Over recent years custody has changed drastically from simple safekeeping to high-tech data management, says Albert Röell, CEO of KAS Bank, and custodians sit, like spiders, at the center of a web of data trade and position data.

“We are also in the unique position that we are service providers without any stake in trades or asset management,” he adds.

Custodians are building on this to carve out a new, security guard-like business model.

“We call it custody 2.0,” says Röell. “This is the biggest chunk of our business now. Much of it is a matter of asset administration, information and risk management, but this part of our business also requires a good deal of passive treasury services, where we hedge risks on an ‘execution only’ basis.”

Without providing any consulting or advice – traditionally the realm of consultants and fiduciary managers – the custodian does stand ready to mitigate risks at the implementation level.

“The average Dutch pension fund employs 6-10 asset managers, each afforded a mandate allowing a certain margin for strategic decision making,” says Röell. “But if you’ve awarded eight mandates and all eight of them are being implemented a bit ‘to the left’, on a higher level things will run off track. So it is important to have the necessary software in place that will provide continuous look-through on the level of individual mandates and one level up. If at any point our ‘dashboard’ reveals a movement that diverges from a client’s investment strategy, we have the ability to automatically correct this, provided the client has authorised us to do so.”

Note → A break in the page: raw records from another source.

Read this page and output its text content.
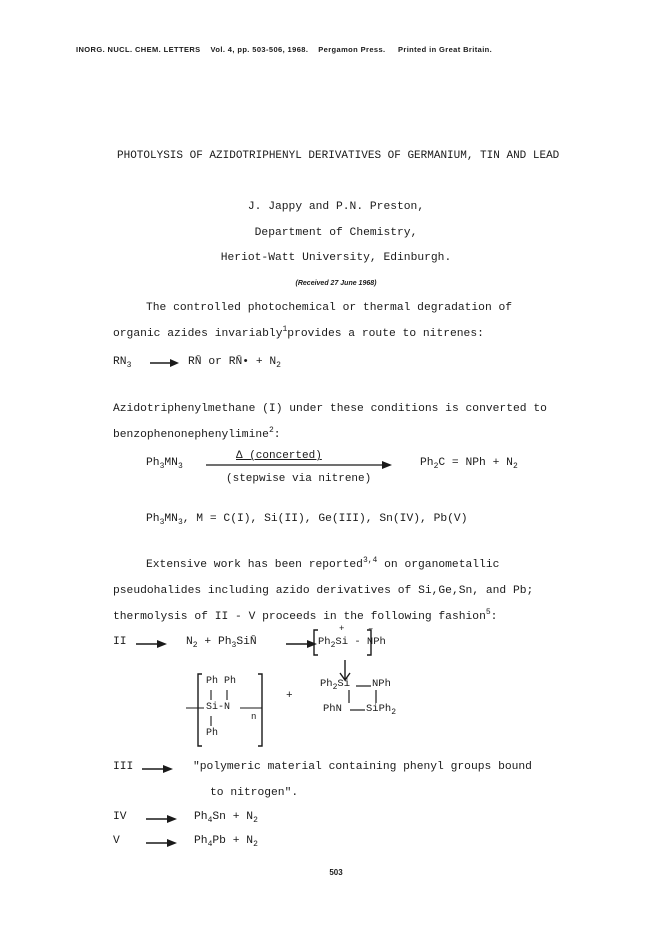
INORG. NUCL. CHEM. LETTERS Vol. 4, pp. 503-506, 1968. Pergamon Press. Printed in Great Britain.
PHOTOLYSIS OF AZIDOTRIPHENYL DERIVATIVES OF GERMANIUM, TIN AND LEAD
J. Jappy and P.N. Preston,
Department of Chemistry,
Heriot-Watt University, Edinburgh.
(Received 27 June 1968)
The controlled photochemical or thermal degradation of
organic azides invariably$^1$provides a route to nitrenes:
$RN_3$ → RN̄ or RN̄• + $N_2$
Azidotriphenylmethane (I) under these conditions is converted to
benzophenonephenylimine$^2$:
$Ph_3MN_3$
Δ (concerted)
(stepwise via nitrene)
$Ph_2C$ = NPh + $N_2$
$Ph_3MN_3$, M = C(I), Si(II), Ge(III), Sn(IV), Pb(V)
Extensive work has been reported$^{3,4}$ on organometallic
pseudohalides including azido derivatives of Si,Ge,Sn, and Pb;
thermolysis of II - V proceeds in the following fashion$^5$:
II → $N_2$ + $Ph_3SiN̄ \to Ph_2Si$ - NPh
+	–
Ph Ph
Si-N
n
Ph
+
$Ph_2Si$ NPh
PhN SiPh$_2$
III → "polymeric material containing phenyl groups bound
to nitrogen".
IV → $Ph_4Sn + N_2$
$V \to Ph_4Pb + N_2$
503
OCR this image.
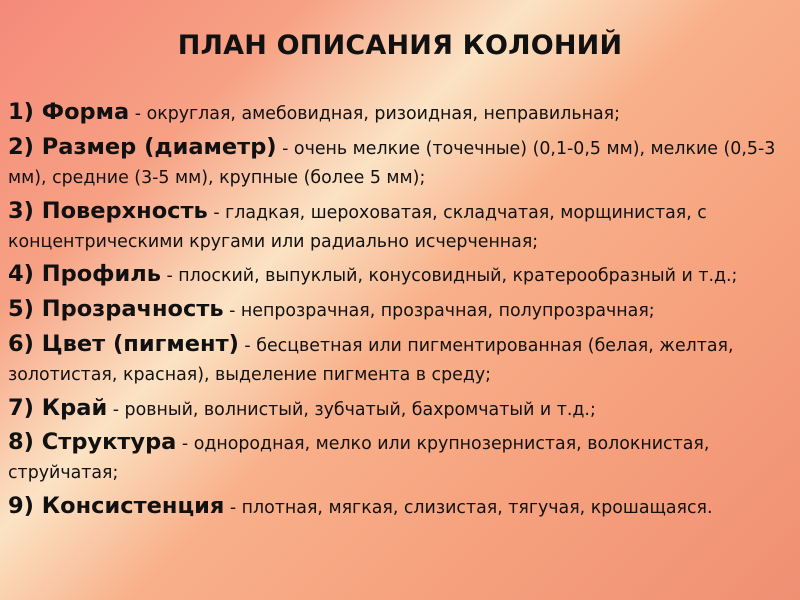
ПЛАН ОПИСАНИЯ КОЛОНИЙ
1) Форма - округлая, амебовидная, ризоидная, неправильная;
2) Размер (диаметр) - очень мелкие (точечные) (0,1-0,5 мм), мелкие (0,5-3 мм), средние (3-5 мм), крупные (более 5 мм);
3) Поверхность - гладкая, шероховатая, складчатая, морщинистая, с концентрическими кругами или радиально исчерченная;
4) Профиль - плоский, выпуклый, конусовидный, кратерообразный и т.д.;
5) Прозрачность - непрозрачная, прозрачная, полупрозрачная;
6) Цвет (пигмент) - бесцветная или пигментированная (белая, желтая, золотистая, красная), выделение пигмента в среду;
7) Край - ровный, волнистый, зубчатый, бахромчатый и т.д.;
8) Структура - однородная, мелко или крупнозернистая, волокнистая, струйчатая;
9) Консистенция - плотная, мягкая, слизистая, тягучая, крошащаяся.
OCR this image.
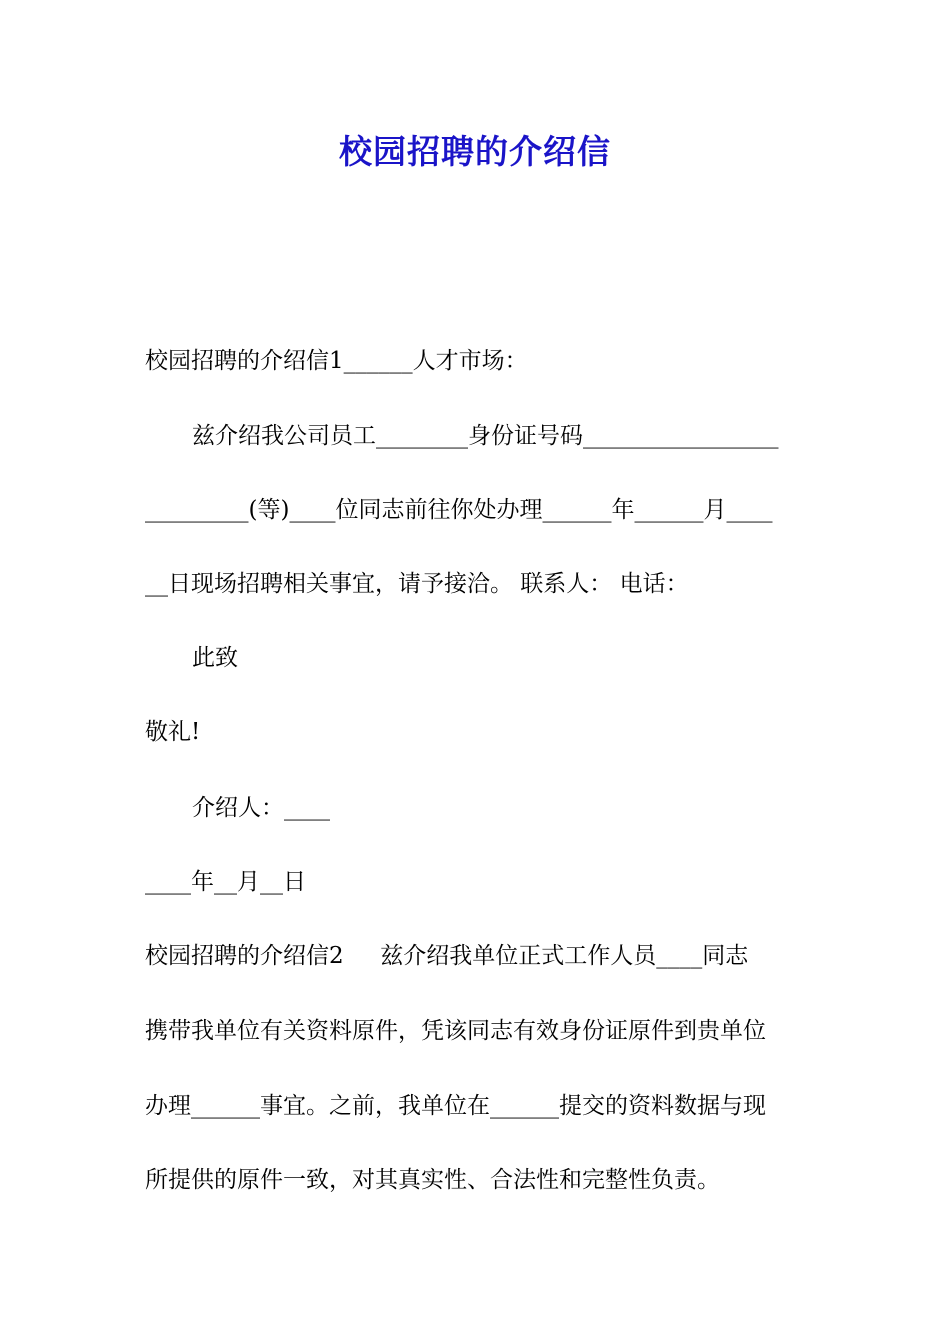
校园招聘的介绍信
校园招聘的介绍信1______人才市场：
兹介绍我公司员工________身份证号码_________________
_________(等)____位同志前往你处办理______年______月____
__日现场招聘相关事宜，请予接洽。 联系人： 电话：
此致
敬礼!
介绍人：____
____年__月__日
校园招聘的介绍信2     兹介绍我单位正式工作人员____同志
携带我单位有关资料原件，凭该同志有效身份证原件到贵单位
办理______事宜。之前，我单位在______提交的资料数据与现
所提供的原件一致，对其真实性、合法性和完整性负责。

This way, ‘custody 2.0’ can help trustee boards to meet the Dutch supervisor’s ever-more-stringent requirements of being ‘in control’ at all times, thus allowing even smaller and mid-size pension funds to continue operating independently, Röell suggests.

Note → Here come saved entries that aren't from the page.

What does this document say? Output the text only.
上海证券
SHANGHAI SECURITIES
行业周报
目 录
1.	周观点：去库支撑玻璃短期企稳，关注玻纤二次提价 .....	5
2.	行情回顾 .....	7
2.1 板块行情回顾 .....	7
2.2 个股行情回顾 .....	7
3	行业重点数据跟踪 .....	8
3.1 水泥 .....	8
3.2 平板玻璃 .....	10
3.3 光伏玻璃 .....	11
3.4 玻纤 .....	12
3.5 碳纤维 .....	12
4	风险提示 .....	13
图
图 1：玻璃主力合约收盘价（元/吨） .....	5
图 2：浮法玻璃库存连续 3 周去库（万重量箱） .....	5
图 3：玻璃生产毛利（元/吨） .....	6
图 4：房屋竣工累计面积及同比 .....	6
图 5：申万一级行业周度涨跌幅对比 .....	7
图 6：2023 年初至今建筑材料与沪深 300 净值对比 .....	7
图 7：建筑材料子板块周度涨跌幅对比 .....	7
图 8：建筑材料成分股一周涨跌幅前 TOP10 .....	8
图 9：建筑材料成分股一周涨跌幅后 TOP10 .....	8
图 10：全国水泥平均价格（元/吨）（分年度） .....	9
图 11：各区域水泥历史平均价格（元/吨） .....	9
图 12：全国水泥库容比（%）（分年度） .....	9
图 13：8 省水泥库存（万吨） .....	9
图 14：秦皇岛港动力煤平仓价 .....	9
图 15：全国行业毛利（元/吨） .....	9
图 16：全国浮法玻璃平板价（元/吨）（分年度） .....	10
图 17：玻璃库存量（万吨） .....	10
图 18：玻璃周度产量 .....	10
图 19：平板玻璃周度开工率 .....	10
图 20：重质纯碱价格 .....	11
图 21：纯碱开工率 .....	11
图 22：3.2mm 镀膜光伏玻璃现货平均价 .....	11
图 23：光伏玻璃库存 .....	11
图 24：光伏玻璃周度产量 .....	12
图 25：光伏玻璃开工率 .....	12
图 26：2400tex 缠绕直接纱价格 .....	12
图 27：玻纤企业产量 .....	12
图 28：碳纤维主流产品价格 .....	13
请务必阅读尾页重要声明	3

This is a significant change of role that has seen KAS Bank invest heavily in separate IT systems for securities custody, clearing and settlement on one hand and ‘custody 2.0’ services including treasury and risk monitoring and management on the other. “Clients can hire us for investment administration services while employing a different party for custody services if they so wish,” Röell explains.

These developments are part of a broader trend of ‘unbundling’ of services and fees in the financial industry.

“This will fundamentally change the industry,” Röell predicts. “Each institution used to offer a full range of services, but now you see all manner of generic services being peeled off.
Those services are no longer offered by individual providers but, instead, are delivered by a platform that transcends individual institutions.”